Remember from the previous section that there are several different kinds of outlines:

  • Roman or Arabic Numeral (highly structured)
  • bullet point (loosely structured)
  • mind map
  • timeline
  • PowerPoint

Roman Numeral Outline

Thesis statement: Email and internet monitoring, as currently practiced, is an invasion of employees’ rights in the workplace.

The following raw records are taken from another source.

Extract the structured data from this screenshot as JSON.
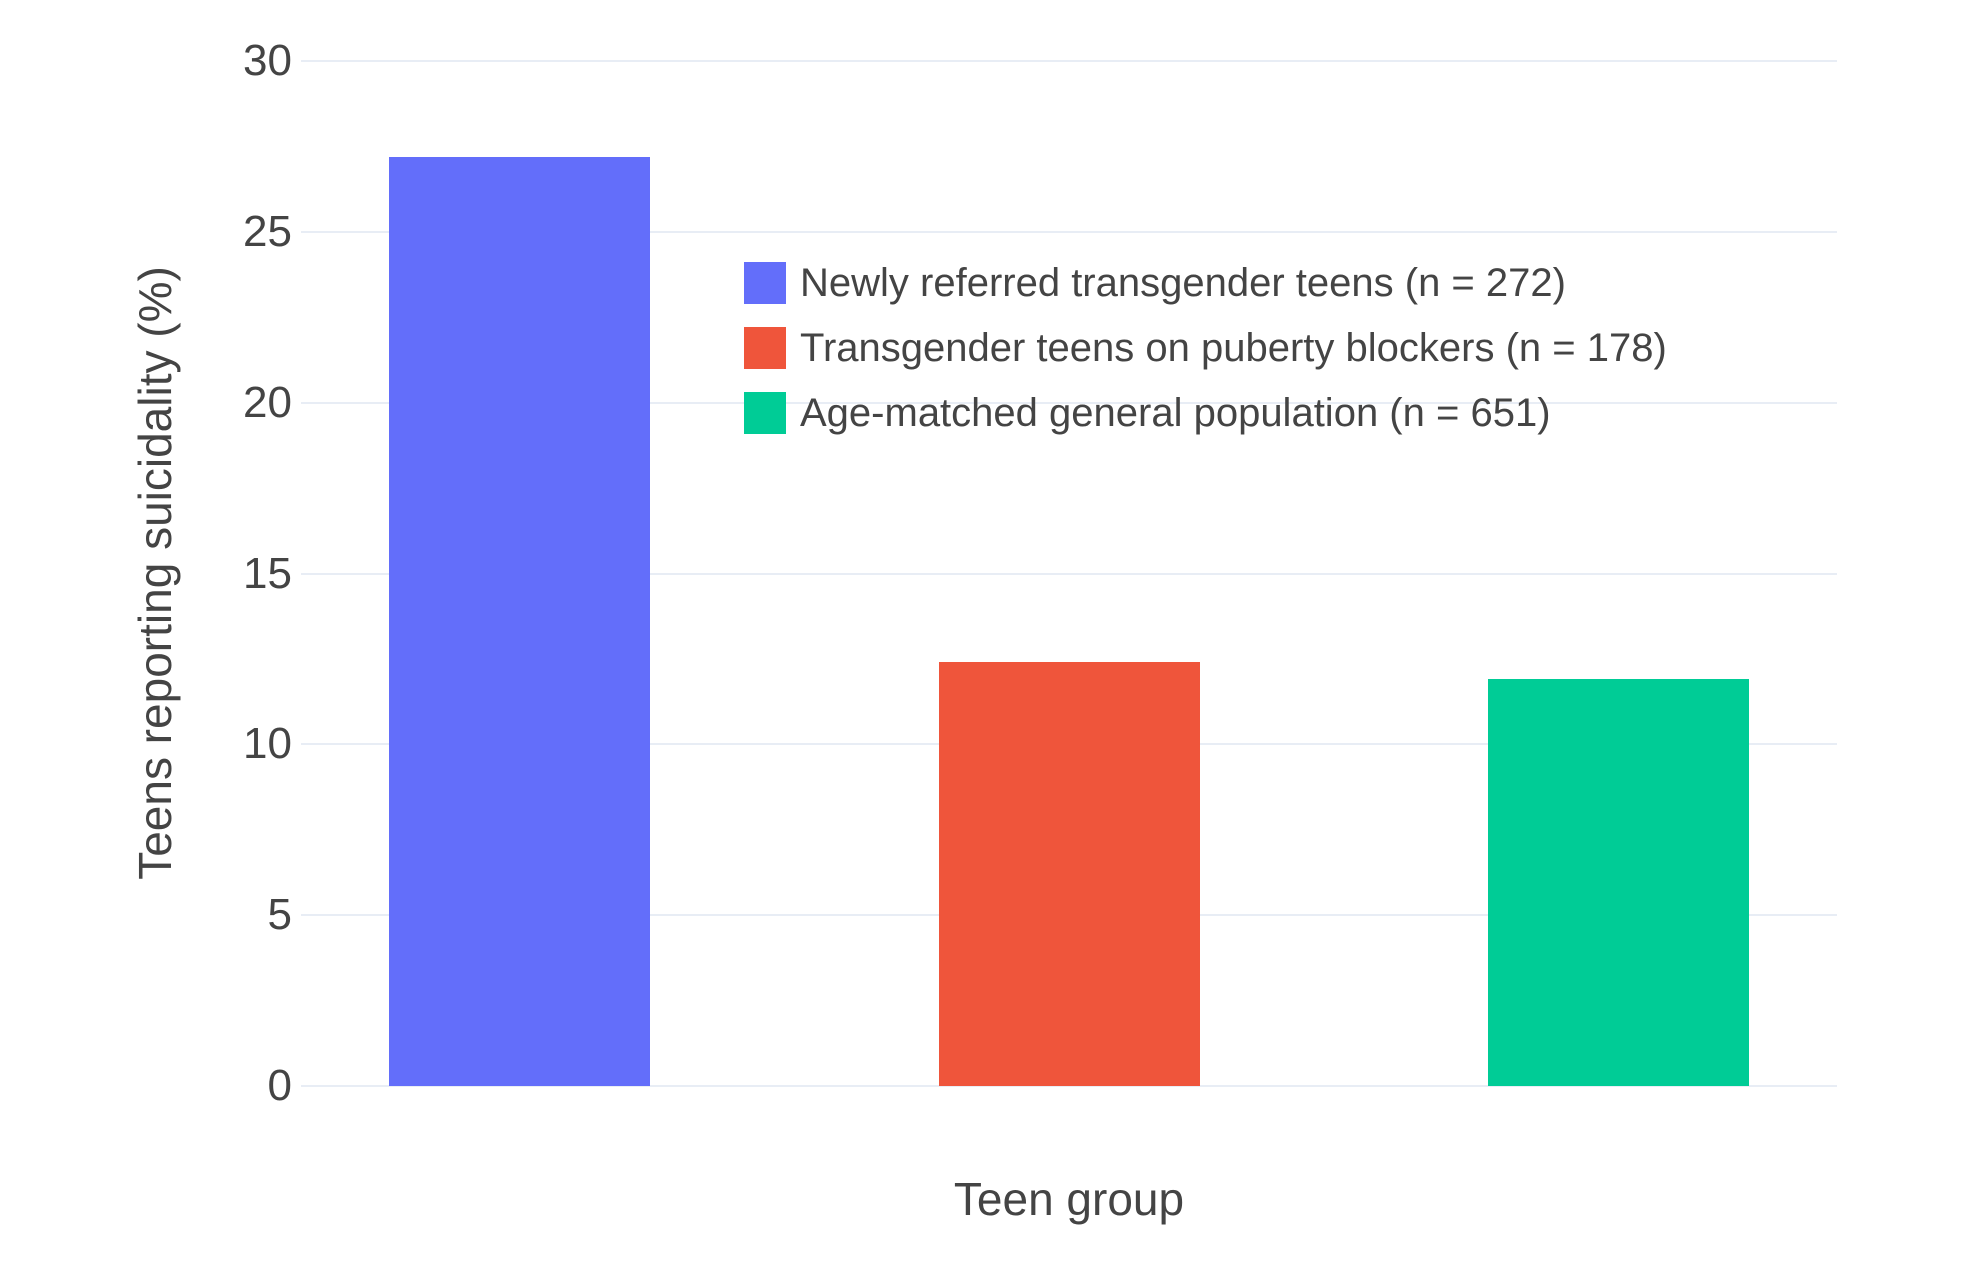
{
  "chart_data": {
    "type": "bar",
    "title": "",
    "xlabel": "Teen group",
    "ylabel": "Teens reporting suicidality (%)",
    "categories": [
      "Newly referred transgender teens (n = 272)",
      "Transgender teens on puberty blockers (n = 178)",
      "Age-matched general population (n = 651)"
    ],
    "values": [
      27.2,
      12.4,
      11.9
    ],
    "colors": [
      "#636EFA",
      "#EF553B",
      "#00CC96"
    ],
    "ylim": [
      0,
      30
    ],
    "yticks": [
      0,
      5,
      10,
      15,
      20,
      25,
      30
    ],
    "grid": true,
    "x_tick_labels_shown": false,
    "legend_position": "inside-top-center",
    "legend": [
      {
        "label": "Newly referred transgender teens (n = 272)",
        "color": "#636EFA"
      },
      {
        "label": "Transgender teens on puberty blockers (n = 178)",
        "color": "#EF553B"
      },
      {
        "label": "Age-matched general population (n = 651)",
        "color": "#00CC96"
      }
    ]
  },
  "styles": {
    "background_color": "#FFFFFF",
    "grid_color": "#E8EDF5",
    "text_color": "#444444"
  }
}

    1. The situation: Over 80% of today’s companies monitor their employees.
      1. To prevent fraudulent activities, theft, and other workplace related violations.
      2. To more efficiently monitor employee productivity.
      3. To prevent any legal liabilities due to harassing or offensive communications.
    2. What are employees’ privacy rights when it comes to electronic monitoring and surveillance in the workplace?
      1. American employees have basically no legal protection from mean and snooping bosses.
        1. There are no federal or State laws protecting employees.
        2. Employees may assert privacy protection for their own personal effects.
      2. Most managers believe that there is no right to privacy in the workplace.
        1. Workplace communications should be about work; anything else is a misuse of company equipment and company time
        2. Employers have a right to prevent misuse by monitoring employee communications

Arabic Numeral Outline

Timeline Outline
Figure 3: “Image of Contents Outline“. Provided by: Wikipedia. LicenseCC BY-SA: Attribution-ShareAlike

Bullet Point Outline

Timeline Outline
Figure 4: “Outline“. Authored by: Glynis Jolly. LicenseCC BY-NC: Attribution-NonCommercial

Mind Map Outline

Timeline Outline
Figure 5: “Outline Meme: Language and Internet“. Authored by: Frank Dai. LicenseCC BY-NC-ND: Attribution-NonCommercial-NoDerivatives

Timeline Outline

Timeline Outline
Figure 6: “Presentation Outline“. Authored by: Sean MacEntee. LicenseCC BY: Attribution

Wrap Up

Whichever outline you’ve started with, it can conveniently morph into an essay draft, simply by picking an area to attack. Start fleshing it out with full sentences, complete thoughts, and relevant sources.

One of the many advantages to working from an outline is that you don’t have to begin your draft at the beginning of the paper. Pick a section you feel strongly about, and start there. Hopscotch around your outline in whatever order you choose, in order to keep the momentum going.